Collaborative contracts are a tool for primary care organisations' purchasing of secondary care, and would transform waiting lists from unco-ordinated patterns of referrals and consultations to an integrated system of referral, investigations and treatment. Both primary care professionals and consultants would gain from swift and appropriate care for their patients. The new NHS needs to start collaborative contracting pilots for integrated intermediate care as soon as possible .
1 Milburn A. Shaping the Future NHS: long-term planning for hospitals and related services (foreword). Department of Health, February 2000.
2 Dixon M. Should The NHS use Nursing Homes? Cullompton, Devon, April 2000.
3 Implementing the Vision: maintaining the values. NHS Alliance, 2000.
4 Light DW. Effective Commissioning. Office of Health Economics, 1998.
How collaboration works Identify the patients of the target group (be it patients with cardiac or mental health problems or some other area), the services now being given by the consultant team, hospital services more broadly, community nursing, and primary care teams.
Clinical criteria will involve the parties in valuable dialogue about their different perceptions and approaches.
Identify costs related to these services, including administrative costs. These will constitute the budget the partners will hold jointly. This will require the collaborating parties to discuss how they will calculate costs, perhaps with the health authority and the NHS regional office.
Given the inadequate data on most NHS clinical services, this process could take months and cost thousands of pounds as hand-written calculations are made from original clinical paper files. But reasonable estimates can move the process along, and they will work so long as the contract recognises them as firstorder estimates, to be adjusted.
Establish a jointly held clinical and financial data system. This is the core weakness of the NHS, which is in its 10th year as a purchasing-oriented system yet still has no data system to track quality and cost-effectiveness.
Develop a flexible care pathway, with options for informed choices reflecting individual circumstances.
Involve patients and all professionals.
Draw up a contract for services. Specify joint plans for reducing hospital admissions, length of stay and specialty visits. Draw up complementary plans for minimising waits. Set limits on losses and develop backup arrangements for failures. Divide savings, perhaps 30 per cent to each collaborating group, 20 per cent for administration, and 20 per cent for evaluation. Start-up money may be needed for collaborative contracting groups, and the government might (or might not) want this money returned in the first five years of operation.
A critical part of this phase is agreeing and disseminating clinical criteria for treatments and referrals, which are owned by both primary and secondary care. These will incorporate national guidelines, such as the National Institute for Clinical Excellence, where appropriate. The structure for clinical and financial governance will need joint agreement.

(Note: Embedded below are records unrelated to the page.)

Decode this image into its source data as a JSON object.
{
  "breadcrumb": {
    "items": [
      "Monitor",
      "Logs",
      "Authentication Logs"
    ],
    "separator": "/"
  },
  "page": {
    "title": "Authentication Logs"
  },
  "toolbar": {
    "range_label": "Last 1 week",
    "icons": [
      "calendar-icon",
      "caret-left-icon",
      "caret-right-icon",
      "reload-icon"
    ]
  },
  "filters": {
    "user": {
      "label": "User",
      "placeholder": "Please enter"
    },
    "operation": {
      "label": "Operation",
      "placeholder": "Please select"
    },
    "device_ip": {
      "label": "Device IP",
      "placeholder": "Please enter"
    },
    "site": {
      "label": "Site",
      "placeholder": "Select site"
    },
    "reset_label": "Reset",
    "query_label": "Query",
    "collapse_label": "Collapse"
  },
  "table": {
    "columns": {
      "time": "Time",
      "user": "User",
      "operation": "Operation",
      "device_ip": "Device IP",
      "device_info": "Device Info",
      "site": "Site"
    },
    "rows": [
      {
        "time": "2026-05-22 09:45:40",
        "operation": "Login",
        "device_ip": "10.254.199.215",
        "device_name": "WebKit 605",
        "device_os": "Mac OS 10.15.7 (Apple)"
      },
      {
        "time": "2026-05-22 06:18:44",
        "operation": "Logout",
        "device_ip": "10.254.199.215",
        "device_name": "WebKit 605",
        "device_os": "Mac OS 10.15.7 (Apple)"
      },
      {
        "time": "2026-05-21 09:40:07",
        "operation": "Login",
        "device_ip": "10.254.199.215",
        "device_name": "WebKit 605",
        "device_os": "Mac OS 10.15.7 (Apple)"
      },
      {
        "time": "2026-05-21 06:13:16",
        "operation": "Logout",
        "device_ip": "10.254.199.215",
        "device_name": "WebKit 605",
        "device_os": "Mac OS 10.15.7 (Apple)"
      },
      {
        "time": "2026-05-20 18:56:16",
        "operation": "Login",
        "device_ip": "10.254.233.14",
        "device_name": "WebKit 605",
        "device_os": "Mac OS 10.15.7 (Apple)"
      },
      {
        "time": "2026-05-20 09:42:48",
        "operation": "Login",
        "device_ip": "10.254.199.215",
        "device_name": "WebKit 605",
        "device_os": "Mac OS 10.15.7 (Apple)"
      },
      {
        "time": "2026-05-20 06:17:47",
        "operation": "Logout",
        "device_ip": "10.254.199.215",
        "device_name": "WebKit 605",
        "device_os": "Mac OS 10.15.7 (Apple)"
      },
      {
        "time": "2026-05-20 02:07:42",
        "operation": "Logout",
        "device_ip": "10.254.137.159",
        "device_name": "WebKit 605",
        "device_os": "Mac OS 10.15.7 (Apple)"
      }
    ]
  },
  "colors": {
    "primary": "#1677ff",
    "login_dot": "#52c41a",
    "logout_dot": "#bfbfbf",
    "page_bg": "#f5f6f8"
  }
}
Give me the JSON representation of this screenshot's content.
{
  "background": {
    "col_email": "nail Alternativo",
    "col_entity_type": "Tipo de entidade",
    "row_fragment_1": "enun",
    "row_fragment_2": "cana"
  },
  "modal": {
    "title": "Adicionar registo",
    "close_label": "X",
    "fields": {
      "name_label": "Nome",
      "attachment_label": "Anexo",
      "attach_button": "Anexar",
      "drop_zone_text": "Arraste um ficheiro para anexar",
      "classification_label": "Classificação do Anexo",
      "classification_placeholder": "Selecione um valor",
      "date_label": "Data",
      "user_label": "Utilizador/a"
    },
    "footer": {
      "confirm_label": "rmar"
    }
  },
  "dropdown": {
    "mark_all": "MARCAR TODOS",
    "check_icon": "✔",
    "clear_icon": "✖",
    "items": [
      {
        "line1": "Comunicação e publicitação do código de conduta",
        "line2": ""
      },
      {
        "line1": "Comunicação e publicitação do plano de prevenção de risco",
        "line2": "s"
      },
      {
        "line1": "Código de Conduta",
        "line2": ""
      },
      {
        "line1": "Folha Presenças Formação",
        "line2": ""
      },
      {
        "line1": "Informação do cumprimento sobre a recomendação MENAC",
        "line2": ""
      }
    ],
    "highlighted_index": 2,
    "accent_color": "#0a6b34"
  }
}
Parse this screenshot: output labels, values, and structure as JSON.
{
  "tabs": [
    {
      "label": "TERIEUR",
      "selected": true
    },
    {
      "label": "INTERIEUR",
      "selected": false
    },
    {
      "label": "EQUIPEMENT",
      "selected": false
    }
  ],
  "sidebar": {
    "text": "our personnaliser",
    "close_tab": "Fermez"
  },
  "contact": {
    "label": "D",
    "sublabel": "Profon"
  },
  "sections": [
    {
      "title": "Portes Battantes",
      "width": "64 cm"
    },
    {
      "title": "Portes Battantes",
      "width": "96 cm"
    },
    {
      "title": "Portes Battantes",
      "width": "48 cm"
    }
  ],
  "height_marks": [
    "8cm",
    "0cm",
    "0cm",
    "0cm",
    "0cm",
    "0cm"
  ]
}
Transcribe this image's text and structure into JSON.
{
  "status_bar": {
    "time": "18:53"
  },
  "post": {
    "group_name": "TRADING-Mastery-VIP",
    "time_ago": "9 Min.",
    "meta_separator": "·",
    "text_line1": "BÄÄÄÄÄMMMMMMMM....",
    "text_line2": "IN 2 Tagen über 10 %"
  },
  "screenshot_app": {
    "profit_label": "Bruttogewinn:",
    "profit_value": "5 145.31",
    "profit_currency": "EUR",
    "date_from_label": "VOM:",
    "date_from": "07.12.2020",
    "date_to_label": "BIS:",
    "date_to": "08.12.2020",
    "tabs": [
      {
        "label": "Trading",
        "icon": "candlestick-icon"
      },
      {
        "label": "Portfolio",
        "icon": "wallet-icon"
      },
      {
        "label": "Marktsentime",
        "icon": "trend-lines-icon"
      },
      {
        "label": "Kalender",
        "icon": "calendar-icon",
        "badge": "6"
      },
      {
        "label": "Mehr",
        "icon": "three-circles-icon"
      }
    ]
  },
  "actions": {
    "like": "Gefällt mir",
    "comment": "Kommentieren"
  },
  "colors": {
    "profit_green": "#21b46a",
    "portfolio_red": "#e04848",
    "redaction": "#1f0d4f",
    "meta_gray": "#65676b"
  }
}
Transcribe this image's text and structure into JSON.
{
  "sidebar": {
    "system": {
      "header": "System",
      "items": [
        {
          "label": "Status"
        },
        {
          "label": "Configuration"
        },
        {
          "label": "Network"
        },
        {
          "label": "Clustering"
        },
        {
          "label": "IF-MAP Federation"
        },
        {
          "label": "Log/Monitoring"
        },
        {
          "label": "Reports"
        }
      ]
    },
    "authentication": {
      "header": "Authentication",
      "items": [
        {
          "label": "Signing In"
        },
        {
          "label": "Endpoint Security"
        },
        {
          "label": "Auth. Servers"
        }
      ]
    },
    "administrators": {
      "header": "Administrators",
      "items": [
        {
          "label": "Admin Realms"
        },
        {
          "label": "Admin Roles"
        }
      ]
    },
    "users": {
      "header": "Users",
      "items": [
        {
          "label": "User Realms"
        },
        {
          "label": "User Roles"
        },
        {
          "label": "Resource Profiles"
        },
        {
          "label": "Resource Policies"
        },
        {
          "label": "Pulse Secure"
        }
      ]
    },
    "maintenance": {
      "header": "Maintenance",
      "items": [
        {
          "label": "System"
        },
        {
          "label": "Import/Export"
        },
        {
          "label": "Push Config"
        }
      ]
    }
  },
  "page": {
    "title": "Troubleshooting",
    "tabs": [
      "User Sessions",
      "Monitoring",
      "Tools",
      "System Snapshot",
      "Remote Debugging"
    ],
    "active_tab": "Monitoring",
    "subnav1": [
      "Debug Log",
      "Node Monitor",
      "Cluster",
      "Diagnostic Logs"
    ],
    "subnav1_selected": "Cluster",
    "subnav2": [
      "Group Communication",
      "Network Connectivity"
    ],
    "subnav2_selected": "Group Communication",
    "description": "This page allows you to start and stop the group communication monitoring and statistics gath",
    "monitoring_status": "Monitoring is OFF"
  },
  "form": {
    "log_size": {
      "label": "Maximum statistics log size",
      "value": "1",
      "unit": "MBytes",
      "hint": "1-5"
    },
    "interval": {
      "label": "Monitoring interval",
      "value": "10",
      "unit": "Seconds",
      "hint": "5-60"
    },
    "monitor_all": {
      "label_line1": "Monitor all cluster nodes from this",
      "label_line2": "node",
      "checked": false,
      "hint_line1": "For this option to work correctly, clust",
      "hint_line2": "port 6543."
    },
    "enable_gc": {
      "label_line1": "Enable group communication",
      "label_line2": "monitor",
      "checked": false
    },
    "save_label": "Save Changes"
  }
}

The development of intermediate care, which will keep patients out of hospital, depends on co-operation between specialists and primary care organisations.
Community hospitals and some nursing homes will have to take on new roles as community treatment centres.
Action is needed to unlock budgets currently tied up in hospital services.
The potential for consultants and GPs to work together to commission services needs to be unleashed.
Clinical criteria should be established for referral to these services.